Benefits of teaching your children daily living skills

The benefits of teaching your children ADLs are endless, and although the choice to do this could be perceived as the more difficult option, it certainly results in long term advantages for both parents and their children.

  • Increased independence.
  • Improved confidence and self-esteem.
  • A sense of purpose.
  • Reduces the burden on parents.
  • Teaches responsibility and perseverance which are critical life skills.
  • Improves a child’s chances of being a more independent adult. 
  • Builds an understanding of following structured activities which is vital for entry into the workplace. 
  • Introduces the concept of being rewarded for ‘work’ if incentives are used. 

How to teach daily living skills

Teaching a child with a disability to be more independent will require some planning and different approaches to ensure a positive and successful experience.

  • Do the tasks with your children. Children with disabilities learn and retain information better when the skill is demonstrated, and they can model someone else doing it. 

Step1: Let them watch you first while you explain what you are doing.

Step 2: Allow them to try small parts of the task while you instruct, watch and guide.  

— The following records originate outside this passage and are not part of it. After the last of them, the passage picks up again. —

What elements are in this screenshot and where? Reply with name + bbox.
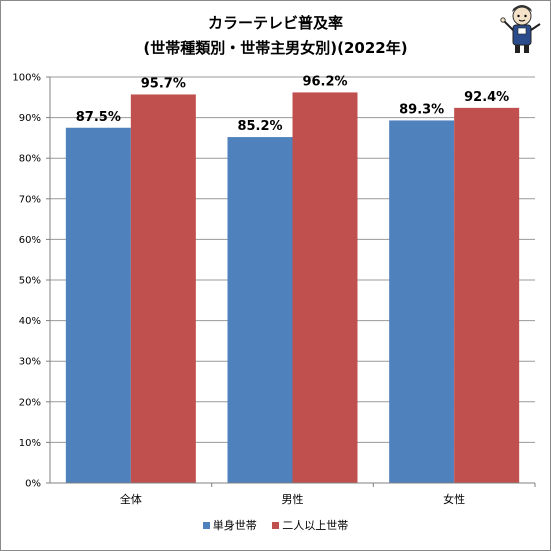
x-tick-label: 女性 (443, 492, 465, 506)
data-label: 89.3% (399, 102, 444, 117)
y-tick-label: 0% (25, 479, 41, 490)
y-tick-label: 10% (19, 438, 41, 449)
data-label: 92.4% (464, 90, 509, 105)
chart-title: カラーテレビ普及率 (207, 14, 343, 32)
legend-label-single: 単身世帯 (212, 519, 257, 532)
y-tick-label: 20% (19, 397, 41, 408)
bar (454, 107, 520, 483)
bar (130, 94, 196, 483)
data-label: 87.5% (76, 110, 121, 125)
y-tick-label: 100% (12, 73, 41, 84)
y-tick-label: 40% (19, 316, 41, 327)
y-tick-label: 70% (19, 194, 41, 205)
data-label: 85.2% (237, 119, 282, 134)
legend-swatch-multi (272, 521, 280, 529)
y-tick-label: 60% (19, 235, 41, 246)
legend-label-multi: 二人以上世帯 (282, 519, 349, 532)
bar (65, 127, 131, 483)
x-tick-label: 全体 (120, 492, 142, 506)
legend: 単身世帯 二人以上世帯 (0, 517, 551, 533)
legend-item-single: 単身世帯 (202, 517, 257, 533)
mascot-icon (500, 5, 541, 53)
y-tick-label: 30% (19, 357, 41, 368)
legend-swatch-single (202, 521, 210, 529)
data-label: 95.7% (141, 76, 186, 91)
y-tick-label: 90% (19, 113, 41, 124)
y-tick-label: 80% (19, 154, 41, 165)
y-tick-label: 50% (19, 276, 41, 287)
chart-subtitle: (世帯種類別・世帯主男女別)(2022年) (143, 39, 408, 57)
legend-item-multi: 二人以上世帯 (272, 517, 348, 533)
data-label: 96.2% (302, 74, 347, 89)
bar (389, 120, 455, 483)
bar (292, 92, 358, 483)
bar (227, 137, 293, 483)
x-tick-label: 男性 (282, 492, 304, 506)
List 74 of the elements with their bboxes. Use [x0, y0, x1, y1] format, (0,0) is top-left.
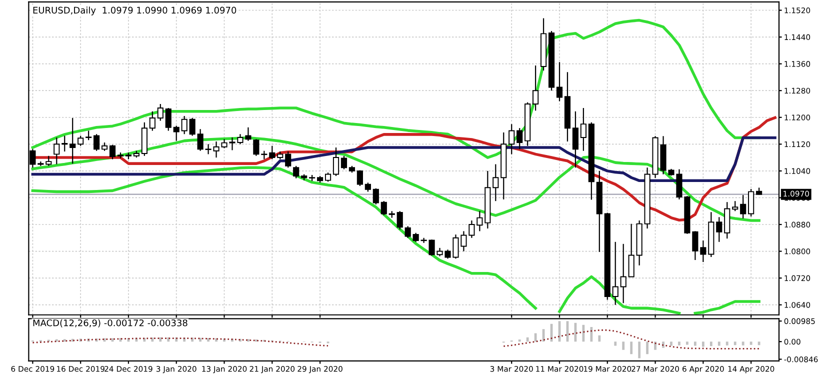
- candlestick: [412, 232, 419, 242]
- bar: [526, 337, 529, 342]
- bar: [750, 342, 752, 345]
- candlestick: [340, 155, 348, 170]
- candlestick: [324, 172, 332, 182]
- bar: [622, 342, 625, 350]
- candlestick: [628, 223, 634, 278]
- candlestick: [78, 135, 84, 146]
- candlestick: [46, 155, 52, 166]
- bar: [702, 342, 704, 347]
- candlestick: [516, 128, 523, 150]
- candlestick: [556, 62, 563, 102]
- candlestick: [285, 150, 292, 168]
- bar: [710, 342, 712, 346]
- candlestick: [54, 136, 60, 165]
- candlestick: [253, 138, 260, 156]
- candlestick: [372, 188, 379, 205]
- candlestick: [62, 135, 68, 152]
- bar: [734, 342, 736, 346]
- candlestick: [181, 115, 188, 135]
- candlestick: [716, 216, 722, 242]
- candlestick: [197, 128, 204, 152]
- candlestick: [492, 164, 499, 202]
- bar: [63, 339, 66, 342]
- bar: [686, 342, 688, 345]
- bar: [159, 337, 162, 342]
- bar: [590, 326, 593, 342]
- chart-title: MACD(12,26,9) -0.00172 -0.00338: [33, 319, 188, 328]
- bar: [598, 335, 601, 342]
- candlestick: [364, 182, 371, 192]
- bar: [646, 342, 648, 354]
- candlestick: [109, 144, 116, 160]
- candlestick: [356, 170, 363, 187]
- candlestick: [476, 210, 483, 232]
- candlestick: [269, 145, 276, 160]
- candlestick: [700, 240, 706, 263]
- candlestick: [532, 64, 539, 112]
- bar: [630, 342, 633, 354]
- candlestick: [748, 188, 754, 218]
- candlestick: [173, 125, 180, 142]
- candlestick: [396, 210, 403, 230]
- candlestick: [612, 241, 618, 306]
- candlestick: [94, 134, 100, 152]
- candlestick: [157, 103, 164, 122]
- bar: [742, 342, 744, 346]
- candlestick: [70, 117, 76, 164]
- bar: [582, 324, 585, 342]
- bar: [167, 337, 170, 342]
- bar: [614, 342, 617, 346]
- candlestick: [380, 200, 387, 216]
- candlestick: [740, 194, 746, 220]
- candlestick: [86, 130, 92, 141]
- candlestick: [580, 107, 586, 152]
- candlestick: [149, 110, 156, 132]
- bar: [694, 342, 696, 346]
- candlestick: [165, 107, 172, 132]
- bar: [726, 342, 728, 346]
- candlestick: [293, 165, 300, 179]
- candlestick: [508, 124, 515, 155]
- candlestick: [692, 230, 698, 261]
- candlestick: [620, 243, 626, 304]
- bar: [207, 338, 210, 342]
- candlestick: [332, 146, 340, 177]
- candlestick: [732, 200, 738, 212]
- bar: [654, 342, 656, 350]
- bar: [199, 338, 202, 342]
- text: EURUSD,Daily 1.0979 1.0990 1.0969 1.0970: [33, 6, 236, 16]
- bar: [638, 342, 641, 358]
- bar: [678, 342, 680, 346]
- bar: [670, 342, 672, 346]
- candlestick: [572, 110, 578, 168]
- candlestick: [404, 226, 411, 238]
- bar: [718, 342, 720, 346]
- candlestick: [189, 117, 196, 136]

Step 3: Prompt them to explain to you what needs to be done, allow them to try on their own, observe, assist only if needed and give feedback. 

Step 4: Leave them to do the task on their own by following a checklist and give feedback once complete.

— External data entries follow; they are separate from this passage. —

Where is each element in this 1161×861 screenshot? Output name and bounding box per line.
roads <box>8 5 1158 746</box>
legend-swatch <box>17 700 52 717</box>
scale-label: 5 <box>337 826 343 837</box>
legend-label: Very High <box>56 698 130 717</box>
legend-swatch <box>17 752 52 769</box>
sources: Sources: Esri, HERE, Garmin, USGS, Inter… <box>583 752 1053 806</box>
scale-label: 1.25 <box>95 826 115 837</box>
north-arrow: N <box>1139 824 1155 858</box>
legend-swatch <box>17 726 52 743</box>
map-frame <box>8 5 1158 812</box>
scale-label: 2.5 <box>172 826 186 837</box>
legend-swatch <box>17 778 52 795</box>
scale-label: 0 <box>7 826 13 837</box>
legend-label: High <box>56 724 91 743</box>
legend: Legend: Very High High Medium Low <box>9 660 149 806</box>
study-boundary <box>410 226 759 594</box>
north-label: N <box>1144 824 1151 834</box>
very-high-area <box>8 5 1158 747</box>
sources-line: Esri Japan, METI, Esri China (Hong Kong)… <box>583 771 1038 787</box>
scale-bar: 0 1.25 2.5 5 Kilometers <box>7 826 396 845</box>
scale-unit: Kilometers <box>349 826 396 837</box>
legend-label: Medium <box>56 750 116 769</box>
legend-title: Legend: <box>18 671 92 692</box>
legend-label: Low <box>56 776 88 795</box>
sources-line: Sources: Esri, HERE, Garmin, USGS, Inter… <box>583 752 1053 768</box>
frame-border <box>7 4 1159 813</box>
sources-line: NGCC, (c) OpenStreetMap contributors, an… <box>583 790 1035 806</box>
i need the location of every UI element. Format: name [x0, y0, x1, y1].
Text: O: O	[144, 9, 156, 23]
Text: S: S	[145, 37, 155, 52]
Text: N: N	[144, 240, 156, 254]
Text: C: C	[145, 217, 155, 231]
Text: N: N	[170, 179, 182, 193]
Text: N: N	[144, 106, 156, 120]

  • Teach the task where it usually happens – if you are teaching your child to use an ATM do so at a real ATM so that learning is more tangible.
  • Break the task down into simple steps. This helps explain the correct sequence of events so that children know where to start and what comes next.
  • Use visual reminders – checklists, a photo sequence, rosters, and videos. Visual tools work best for children with disabilities and should be exciting to look at, visible, accessible, and linked to a child’s interests where possible. 
  • Explore using assistive devices and technology that make elements of the task easier to manage such as alarms, reminders, and adapted / assistive tools. Advances in technology and creative tools can make the impossible possible.
  • Continuously praise and reward. Positive reinforcement is so important for children, it encourages them to keep trying and helps them to believe in their abilities. Use star charts or a points system and link achievements to tangible incentives. 

Important considerations

ADLs, visual reminders, and rewards should be age appropriate and suited to the child’s level of functioning. Lower functioning children will start with very simple tasks and only one at a time. Higher functioning children will manage more complex tasks with several steps. Most importantly parents need to be consistent in their approach to teaching ADLs and stay focused on the long-term goals.

It is never too late to teach your children with disabilities daily living skills and when you give your children real, practical tools and communicate that you believe they can, everyone benefits. It is a gift to watch children who have struggled become more independent and feel like they too have responsibilities and can actively contribute to their family, community, or workplace. 

Julia Wood Head of Oak House Vocational Academy – Glenoaks Remedial and Special Needs School.